The Capitol lawn was turned into a barber shop. At least a dozen barbers and stylists, highlighting the damage to their shuttered businesses, set up card tables and generators to power the clippers, and people lined up.
There were no temperature checks, few people wearing masks, and little to no social distancing. Seven hairdressers were ticketed by Michigan State Police for disorderly conduct for refusing to stop.
Sreeny Cherukuri hadn’t gotten his haircut in three months. He said he came out to show his support for small businesses. He said he thinks salons and barber shops are in the spotlight because everyone can relate to them.
“It’s one of the places you still have a relationship with the provider,” he said. “I don’t really know the name of the guy who works at the gas station, but I do know the names of the ladies who cut my hair, so I think that’s why it’s a touch point.”
For protesters across the country, a haircut is a political statement.

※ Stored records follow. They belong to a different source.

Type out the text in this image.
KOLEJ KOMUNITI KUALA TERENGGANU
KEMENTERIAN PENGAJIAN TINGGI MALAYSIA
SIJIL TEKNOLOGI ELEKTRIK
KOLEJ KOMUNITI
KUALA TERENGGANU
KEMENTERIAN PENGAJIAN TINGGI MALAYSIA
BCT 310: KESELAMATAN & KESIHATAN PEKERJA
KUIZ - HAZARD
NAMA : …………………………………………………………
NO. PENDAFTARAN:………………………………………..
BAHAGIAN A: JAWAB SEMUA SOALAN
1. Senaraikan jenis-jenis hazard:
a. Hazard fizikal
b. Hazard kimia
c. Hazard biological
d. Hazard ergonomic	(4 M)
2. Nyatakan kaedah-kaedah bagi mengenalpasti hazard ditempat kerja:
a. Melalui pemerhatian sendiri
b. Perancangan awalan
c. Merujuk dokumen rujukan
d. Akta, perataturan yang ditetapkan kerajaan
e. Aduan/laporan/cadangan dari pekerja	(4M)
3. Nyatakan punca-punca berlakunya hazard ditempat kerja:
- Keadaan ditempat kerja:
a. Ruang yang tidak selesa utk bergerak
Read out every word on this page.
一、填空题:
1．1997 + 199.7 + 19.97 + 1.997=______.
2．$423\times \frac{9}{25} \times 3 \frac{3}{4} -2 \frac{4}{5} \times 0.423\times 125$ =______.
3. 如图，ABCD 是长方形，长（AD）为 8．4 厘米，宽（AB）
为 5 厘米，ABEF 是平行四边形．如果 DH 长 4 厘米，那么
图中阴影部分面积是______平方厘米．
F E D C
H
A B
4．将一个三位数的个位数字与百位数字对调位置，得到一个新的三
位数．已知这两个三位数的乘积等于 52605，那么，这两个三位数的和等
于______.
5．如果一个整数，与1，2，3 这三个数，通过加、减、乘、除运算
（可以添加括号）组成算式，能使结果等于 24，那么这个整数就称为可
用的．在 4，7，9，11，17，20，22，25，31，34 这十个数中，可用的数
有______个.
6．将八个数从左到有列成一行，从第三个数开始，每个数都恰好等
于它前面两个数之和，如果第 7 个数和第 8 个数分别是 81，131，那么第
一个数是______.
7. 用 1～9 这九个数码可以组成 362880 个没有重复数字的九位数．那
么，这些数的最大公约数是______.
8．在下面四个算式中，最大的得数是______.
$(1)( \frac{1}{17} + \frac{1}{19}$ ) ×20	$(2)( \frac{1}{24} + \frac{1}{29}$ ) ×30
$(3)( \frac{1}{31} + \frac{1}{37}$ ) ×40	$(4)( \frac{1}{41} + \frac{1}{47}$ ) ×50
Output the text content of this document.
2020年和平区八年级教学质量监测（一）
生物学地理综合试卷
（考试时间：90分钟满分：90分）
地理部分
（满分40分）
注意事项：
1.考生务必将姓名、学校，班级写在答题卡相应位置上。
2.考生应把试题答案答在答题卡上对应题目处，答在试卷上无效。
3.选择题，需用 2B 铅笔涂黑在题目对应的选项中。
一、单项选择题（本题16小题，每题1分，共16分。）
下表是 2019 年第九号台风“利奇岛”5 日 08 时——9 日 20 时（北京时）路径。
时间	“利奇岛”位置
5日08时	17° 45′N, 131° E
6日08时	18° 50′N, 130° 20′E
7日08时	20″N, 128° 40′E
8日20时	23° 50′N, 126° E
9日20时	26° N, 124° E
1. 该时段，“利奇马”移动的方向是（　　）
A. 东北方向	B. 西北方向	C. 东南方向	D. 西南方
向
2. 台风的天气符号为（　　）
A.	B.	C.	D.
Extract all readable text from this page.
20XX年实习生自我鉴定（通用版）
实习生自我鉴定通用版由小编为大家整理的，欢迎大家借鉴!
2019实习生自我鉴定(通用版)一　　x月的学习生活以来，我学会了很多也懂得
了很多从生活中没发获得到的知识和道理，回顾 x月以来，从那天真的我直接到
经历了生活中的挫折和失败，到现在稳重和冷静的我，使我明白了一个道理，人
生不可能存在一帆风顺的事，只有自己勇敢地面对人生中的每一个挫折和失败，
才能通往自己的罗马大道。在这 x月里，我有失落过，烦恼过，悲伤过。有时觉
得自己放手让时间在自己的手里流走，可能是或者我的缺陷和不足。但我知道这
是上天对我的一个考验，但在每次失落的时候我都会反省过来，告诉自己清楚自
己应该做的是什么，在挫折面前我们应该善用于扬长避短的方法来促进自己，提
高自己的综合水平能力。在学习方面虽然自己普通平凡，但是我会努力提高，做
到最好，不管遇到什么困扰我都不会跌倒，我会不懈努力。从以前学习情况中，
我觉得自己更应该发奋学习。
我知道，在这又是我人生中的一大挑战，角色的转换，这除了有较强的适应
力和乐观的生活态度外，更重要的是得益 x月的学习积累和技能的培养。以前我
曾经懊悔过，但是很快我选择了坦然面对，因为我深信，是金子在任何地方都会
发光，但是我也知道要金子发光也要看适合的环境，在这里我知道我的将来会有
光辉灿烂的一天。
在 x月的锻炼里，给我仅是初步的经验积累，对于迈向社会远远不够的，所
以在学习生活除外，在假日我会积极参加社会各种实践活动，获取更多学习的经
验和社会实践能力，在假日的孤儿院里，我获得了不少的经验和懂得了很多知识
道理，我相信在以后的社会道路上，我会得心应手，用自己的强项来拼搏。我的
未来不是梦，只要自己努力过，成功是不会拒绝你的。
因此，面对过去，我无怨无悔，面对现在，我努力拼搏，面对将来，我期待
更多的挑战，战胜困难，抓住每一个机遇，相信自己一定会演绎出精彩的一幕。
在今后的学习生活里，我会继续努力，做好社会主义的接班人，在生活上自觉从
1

Sen. Ted Cruz, R-Texas, made a statement recently by getting his first pandemic haircut from a hairdresser who was jailed for defying the state’s order to close her salon.
A barber in New York drew the disapproval of state officials, after continuing to give haircuts against orders. The barber later tested positive for the coronavirus.
Wednesday’s protest was organized by the Michigan Conservative Coalition, the same group that organized Operation Gridlock in Lansing in April.
This protest was billed as Operation Haircut in support of 77-year-old-barber Karl Manke whose license has been revoked and is now in a court battle with the state after opening up his business during the stay-at-home order.
But some customers and business owners aren’t so eager to return to salons and barber shops, even those that will open under strict safety protocols.
Nefertiti Harris, owns Textures by Nefertiti, a salon that caters to Detroit’s black community which has been particularly hard-hit by COVID-19.
She said she finds it hard to believe that people are protesting to get their hair cut and to open salons and barbers back up.
“Are they really chomping at the bit to get their hair cut? I mean, are those protests really about that? I question that. I don’t even think it’s about a haircut at all. … When you have lost so many loved ones to this disease you think twice,” said Harris.
The freedom to make that decision depends on where you live. In states like Missouri and Arkansas, barbers and salons have sprung back to life.
In others, like Michigan, even as remote parts of the state reopen, salons and barbers remain closed, and according to Gov. Gretchen Whitmer are unlikely to reopen even after the stay-at-home order has been lifted.